Collections.sort haut bei mir nicht wirklich hin.


----------



## SlaterB (3. Mrz 2008)

warum auch, wenn es doch nur mit Comparable-Objekten geht,
oder alternativ einem Comparator,

bitte das Collections-Kapitel in einem Lehrbuch lesen,
mit etwas Verständnis gehts vielleicht mit Forum-/ google-Suche nach Comparable/ Comparator etwas schneller


----------



## auxilium (3. Mrz 2008)

thx hab mir das angeguckt,

ist es eigentlich auch möglich zu wählen, nach was ich auswählen kann, oder kann ich prinzipiell nur eine compareTo - Methode verwenden?


----------



## Beni (3. Mrz 2008)

Wenn du mehr als einen Comparator benutzt, kannst du auch nach verschiedenen Kriterien sortieren.


----------



## auxilium (3. Mrz 2008)

ganz dumme frage: wie mache ich das ?

ich meine , ich sortiere doch anhand meiner compareTo-Methode,

diese gibt es doch nur einmal.


----------



## tfa (3. Mrz 2008)

Du machst dir für jedes Kriterium eine eigene Comparator-Klasse.
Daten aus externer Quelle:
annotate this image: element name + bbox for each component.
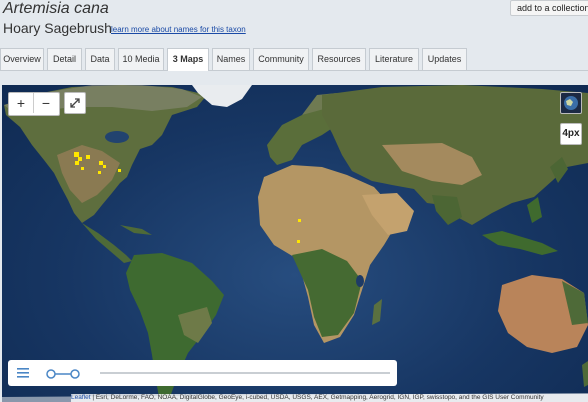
point-size-button[interactable]: 4px	[560, 123, 582, 145]
tab-media[interactable]: 10 Media	[118, 48, 164, 70]
zoom-control: + −	[8, 92, 60, 116]
occurrence-point[interactable]	[297, 240, 300, 243]
occurrence-point[interactable]	[103, 165, 106, 168]
tab-data[interactable]: Data	[85, 48, 115, 70]
tab-names[interactable]: Names	[212, 48, 250, 70]
map-attribution: Leaflet | Esri, DeLorme, FAO, NOAA, Digi…	[71, 394, 588, 402]
tab-detail[interactable]: Detail	[47, 48, 82, 70]
leaflet-link[interactable]: Leaflet	[71, 394, 91, 401]
attribution-text: | Esri, DeLorme, FAO, NOAA, DigitalGlobe…	[92, 394, 544, 401]
add-to-collection-button[interactable]: add to a collection	[510, 0, 588, 16]
occurrence-point[interactable]	[98, 171, 101, 174]
map-basemap	[2, 85, 588, 402]
occurrence-point[interactable]	[81, 167, 84, 170]
expand-icon	[70, 98, 80, 108]
tab-community[interactable]: Community	[253, 48, 309, 70]
zoom-out-button[interactable]: −	[34, 93, 58, 113]
scientific-name: Artemisia cana	[3, 0, 109, 17]
opacity-toggle[interactable]	[46, 367, 80, 379]
tab-maps[interactable]: 3 Maps	[167, 48, 209, 71]
basemap-switcher-button[interactable]	[560, 92, 582, 114]
satellite-basemap-icon	[564, 96, 578, 110]
distribution-map[interactable]: + − 4px	[2, 85, 588, 402]
zoom-in-button[interactable]: +	[9, 93, 34, 113]
page-header: Artemisia cana Hoary Sagebrush learn mor…	[0, 0, 588, 47]
layer-panel	[8, 360, 397, 386]
occurrence-point[interactable]	[75, 161, 79, 165]
timeline-slider[interactable]	[100, 372, 390, 374]
learn-more-link[interactable]: learn more about names for this taxon	[111, 25, 246, 34]
occurrence-point[interactable]	[86, 155, 90, 159]
tab-resources[interactable]: Resources	[312, 48, 366, 70]
tab-literature[interactable]: Literature	[369, 48, 419, 70]
tab-updates[interactable]: Updates	[422, 48, 467, 70]
layers-icon[interactable]	[16, 367, 30, 379]
occurrence-point[interactable]	[118, 169, 121, 172]
occurrence-point[interactable]	[298, 219, 301, 222]
fullscreen-button[interactable]	[64, 92, 86, 114]
common-name: Hoary Sagebrush	[3, 20, 112, 36]
tab-bar: Overview Detail Data 10 Media 3 Maps Nam…	[0, 48, 588, 71]
tab-overview[interactable]: Overview	[0, 48, 44, 70]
Jede davon hat eine eigene compareTo-Methode.


----------



## Marco13 (3. Mrz 2008)

Dazu gibt's auch einen recht ausführlichen FAQ-Eintrag ... http://www.java-forum.org/de/viewtopic.php?p=251024 ... schon gesehen?


----------



## JavaFred (4. Mrz 2008)

Wenn Du nur nach Preis sortieren willst, implementier Comparable:


```
public class Produkt implements Comparable<Produkt>
{
	String name;
	int preis;
	Datum herausgabe;

	public Produkt(String name, int preis, Datum herausgabe)
	{
		this.name = name;
		this.preis = preis;
		this.herausgabe = herausgabe;
	}

	@Override
	public int compareTo(Produkt o)
	{
		return o.preis - this.preis;
	}
}
```


----------



## auxilium (4. Mrz 2008)

also der faq beitrag ist echt gut, 
den hab ich schon gelesen,


allerdings bin ich immer noch überfragt, wie ich beispielsweise nach einem 2. Wert sortiere.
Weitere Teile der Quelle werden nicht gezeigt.